6/10
Still A Fine Espionage Thriller
2 March 2010
Warning: Spoilers
20 Century Fox's 13 RUE MADELEINE (1947) is not only a well liked Hollywood Noir but is an excellent espionage thriller too. Produced by newsreel expert Louis de Rochemont for the studio it was flawlessly directed by the always reliable Henry Hathaway who had that same year just completed his brilliant "Kiss Of Death" - the picture that introduced Richard Widmark to audiences. 13 RUE MADELEINE had that distinctive documentary/newsreel style to it that de Rochemont had started to bring to films in 1945 with "The House On 92nd Street" and the splendid "Boomerang" which he produced just before MADELEINE. And to crisply shoot the picture, in brilliantly lit Monochrome, he retained his great Cinematographer Norbert Brodine as well as utilizing the same impressive voice of Reed Hadley (uncredited) to narrate the opening of the movie("What is past is prologue").
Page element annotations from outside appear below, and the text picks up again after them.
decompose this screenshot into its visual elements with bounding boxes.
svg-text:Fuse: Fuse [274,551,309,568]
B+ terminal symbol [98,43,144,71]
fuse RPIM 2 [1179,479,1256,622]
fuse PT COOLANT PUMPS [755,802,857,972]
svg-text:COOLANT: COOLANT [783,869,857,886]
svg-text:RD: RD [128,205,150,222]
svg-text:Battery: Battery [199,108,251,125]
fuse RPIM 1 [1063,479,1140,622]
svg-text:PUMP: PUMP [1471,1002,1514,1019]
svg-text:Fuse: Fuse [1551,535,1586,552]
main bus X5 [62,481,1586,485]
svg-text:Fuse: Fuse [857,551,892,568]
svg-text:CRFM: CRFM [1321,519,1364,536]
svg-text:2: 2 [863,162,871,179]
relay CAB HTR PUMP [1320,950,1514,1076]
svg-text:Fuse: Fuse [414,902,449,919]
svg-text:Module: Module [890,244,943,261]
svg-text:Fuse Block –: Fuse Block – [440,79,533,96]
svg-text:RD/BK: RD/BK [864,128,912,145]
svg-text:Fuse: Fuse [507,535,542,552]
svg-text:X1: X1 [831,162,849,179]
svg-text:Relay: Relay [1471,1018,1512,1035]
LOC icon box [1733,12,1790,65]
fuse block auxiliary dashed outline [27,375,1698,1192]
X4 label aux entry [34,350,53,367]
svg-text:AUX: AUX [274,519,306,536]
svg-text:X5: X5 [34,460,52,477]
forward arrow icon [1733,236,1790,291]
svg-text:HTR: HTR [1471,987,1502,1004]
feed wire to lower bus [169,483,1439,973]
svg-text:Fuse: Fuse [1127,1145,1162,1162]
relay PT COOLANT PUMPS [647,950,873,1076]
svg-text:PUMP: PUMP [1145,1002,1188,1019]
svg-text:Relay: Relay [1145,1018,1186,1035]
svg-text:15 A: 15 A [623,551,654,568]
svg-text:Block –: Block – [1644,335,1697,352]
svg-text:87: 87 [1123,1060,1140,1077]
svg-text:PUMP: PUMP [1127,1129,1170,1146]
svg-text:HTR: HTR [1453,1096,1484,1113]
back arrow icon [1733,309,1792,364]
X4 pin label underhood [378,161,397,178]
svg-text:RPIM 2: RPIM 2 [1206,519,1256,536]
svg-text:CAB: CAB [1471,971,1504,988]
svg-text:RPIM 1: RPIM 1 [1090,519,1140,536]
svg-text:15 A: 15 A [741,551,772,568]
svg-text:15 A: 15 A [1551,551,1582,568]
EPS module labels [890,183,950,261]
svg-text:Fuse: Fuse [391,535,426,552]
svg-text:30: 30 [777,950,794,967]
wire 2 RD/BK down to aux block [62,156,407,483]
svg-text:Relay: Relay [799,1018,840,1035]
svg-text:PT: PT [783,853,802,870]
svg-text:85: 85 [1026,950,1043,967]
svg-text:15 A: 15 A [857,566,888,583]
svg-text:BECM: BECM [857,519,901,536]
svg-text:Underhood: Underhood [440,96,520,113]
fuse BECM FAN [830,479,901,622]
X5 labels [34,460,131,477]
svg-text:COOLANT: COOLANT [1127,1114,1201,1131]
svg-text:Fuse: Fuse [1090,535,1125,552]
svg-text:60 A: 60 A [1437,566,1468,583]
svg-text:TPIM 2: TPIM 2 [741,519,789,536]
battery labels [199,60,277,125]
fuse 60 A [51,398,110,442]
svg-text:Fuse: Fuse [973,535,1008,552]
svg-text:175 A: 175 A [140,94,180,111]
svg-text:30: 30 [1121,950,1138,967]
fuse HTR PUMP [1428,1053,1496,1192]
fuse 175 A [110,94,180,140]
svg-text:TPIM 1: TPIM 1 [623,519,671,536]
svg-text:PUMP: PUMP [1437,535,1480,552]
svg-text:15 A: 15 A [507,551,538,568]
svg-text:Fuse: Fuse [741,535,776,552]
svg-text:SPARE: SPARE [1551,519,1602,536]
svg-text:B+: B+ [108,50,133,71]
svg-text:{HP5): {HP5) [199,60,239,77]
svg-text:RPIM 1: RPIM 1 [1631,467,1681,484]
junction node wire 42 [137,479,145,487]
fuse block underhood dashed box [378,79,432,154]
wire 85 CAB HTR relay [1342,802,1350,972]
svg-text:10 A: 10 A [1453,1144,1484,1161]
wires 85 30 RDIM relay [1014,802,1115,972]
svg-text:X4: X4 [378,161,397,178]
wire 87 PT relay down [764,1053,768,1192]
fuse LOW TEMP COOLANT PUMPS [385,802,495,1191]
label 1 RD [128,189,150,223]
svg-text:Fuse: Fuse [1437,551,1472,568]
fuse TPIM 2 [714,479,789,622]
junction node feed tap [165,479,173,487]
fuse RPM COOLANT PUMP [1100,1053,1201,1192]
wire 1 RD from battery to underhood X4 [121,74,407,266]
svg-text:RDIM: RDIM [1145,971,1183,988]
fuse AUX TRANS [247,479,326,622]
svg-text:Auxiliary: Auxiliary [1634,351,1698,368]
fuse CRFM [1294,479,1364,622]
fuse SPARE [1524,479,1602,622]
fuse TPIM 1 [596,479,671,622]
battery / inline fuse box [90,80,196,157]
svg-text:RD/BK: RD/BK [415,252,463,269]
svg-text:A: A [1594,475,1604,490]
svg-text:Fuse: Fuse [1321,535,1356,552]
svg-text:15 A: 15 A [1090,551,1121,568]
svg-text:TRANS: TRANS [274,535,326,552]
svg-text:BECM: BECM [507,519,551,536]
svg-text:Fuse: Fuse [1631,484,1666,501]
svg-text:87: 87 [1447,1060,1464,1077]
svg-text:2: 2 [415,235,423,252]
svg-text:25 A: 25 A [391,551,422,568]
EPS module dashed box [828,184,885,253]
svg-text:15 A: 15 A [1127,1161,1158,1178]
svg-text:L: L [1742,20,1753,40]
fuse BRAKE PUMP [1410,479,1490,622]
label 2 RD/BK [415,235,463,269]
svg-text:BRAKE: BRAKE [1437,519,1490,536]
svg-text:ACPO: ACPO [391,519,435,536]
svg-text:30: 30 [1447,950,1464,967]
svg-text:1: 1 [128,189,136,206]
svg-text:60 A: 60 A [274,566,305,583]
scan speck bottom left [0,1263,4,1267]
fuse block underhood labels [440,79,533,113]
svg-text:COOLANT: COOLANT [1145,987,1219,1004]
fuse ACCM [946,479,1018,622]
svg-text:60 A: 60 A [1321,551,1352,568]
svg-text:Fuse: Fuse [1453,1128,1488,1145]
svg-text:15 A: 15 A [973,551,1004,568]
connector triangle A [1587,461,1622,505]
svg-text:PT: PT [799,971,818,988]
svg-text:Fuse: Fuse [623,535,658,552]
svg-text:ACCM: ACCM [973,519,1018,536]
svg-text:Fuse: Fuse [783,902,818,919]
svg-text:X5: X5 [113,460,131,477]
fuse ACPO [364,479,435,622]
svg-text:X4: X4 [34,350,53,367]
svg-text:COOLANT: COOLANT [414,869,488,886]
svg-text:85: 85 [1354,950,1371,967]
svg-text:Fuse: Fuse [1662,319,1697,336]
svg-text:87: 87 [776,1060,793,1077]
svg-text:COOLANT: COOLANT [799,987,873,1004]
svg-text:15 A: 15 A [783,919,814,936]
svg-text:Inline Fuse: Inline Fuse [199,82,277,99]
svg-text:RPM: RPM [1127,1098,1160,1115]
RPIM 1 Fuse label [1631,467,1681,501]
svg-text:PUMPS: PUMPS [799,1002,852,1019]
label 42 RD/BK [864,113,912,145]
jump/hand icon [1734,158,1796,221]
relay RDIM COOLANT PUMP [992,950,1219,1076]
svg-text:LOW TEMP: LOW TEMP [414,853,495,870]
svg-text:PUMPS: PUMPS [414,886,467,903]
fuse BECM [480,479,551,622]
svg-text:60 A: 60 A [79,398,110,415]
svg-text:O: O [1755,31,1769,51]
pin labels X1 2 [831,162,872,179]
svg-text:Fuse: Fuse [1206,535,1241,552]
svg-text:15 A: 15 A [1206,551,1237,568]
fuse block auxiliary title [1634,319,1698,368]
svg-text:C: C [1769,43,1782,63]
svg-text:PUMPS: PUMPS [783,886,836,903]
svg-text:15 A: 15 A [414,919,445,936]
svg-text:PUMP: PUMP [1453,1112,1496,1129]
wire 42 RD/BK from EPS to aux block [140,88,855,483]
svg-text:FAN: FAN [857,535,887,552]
James Cagney (on loan from Warners) is Bob Sharkey a director of training operations for 077 (pseudonym for O.S.S. - Office of Stratigic Services) agents of Secret Intelligence during WW2. Three of the trainees are chosen for a mission in occupied France. They must locate a German rocket launching site so it can be destroyed in a bombing raid by the Air Corps before D-Day. Things are going well until it is discovered that one of the three is a German agent who all along was a plant in the training school. Then - while on route to France -one of the group is murdered by the Nazi agent and with no time to train another it falls to Sharkey himself to fill the void and carry on with the mission.

Cagney is terrific in it! He gives his usual finger-snapping performance with that cocky sure-footed persona that is ever appealing. Excellent too is the marvellous Sam Jaffe as a resistance leader and Richard Conte is very effective as the double agent. Unconvincing though is Frank Latimore as the ill-fated agent and Annabella's role is written out of the movie just that bit too early. Also watch out for E.G.Marshall (uncredited) as a Resistance fighter in what is only his second film appearance and Karl Malden (uncredited) as the plane's jump master in his third film part.

A nice little war time thriller from a good screenplay by John Monks Jr. and Sy Bartlett that is well complimented with a score by David Buttolph which features a spirited patriotic march. The picture is also notable for being one of the first films to show an actor performing some Judo movements or Karate as we would refer to it today. 13 RUE MADELEINE has hardly dated at all and is worthy of a place in any collection.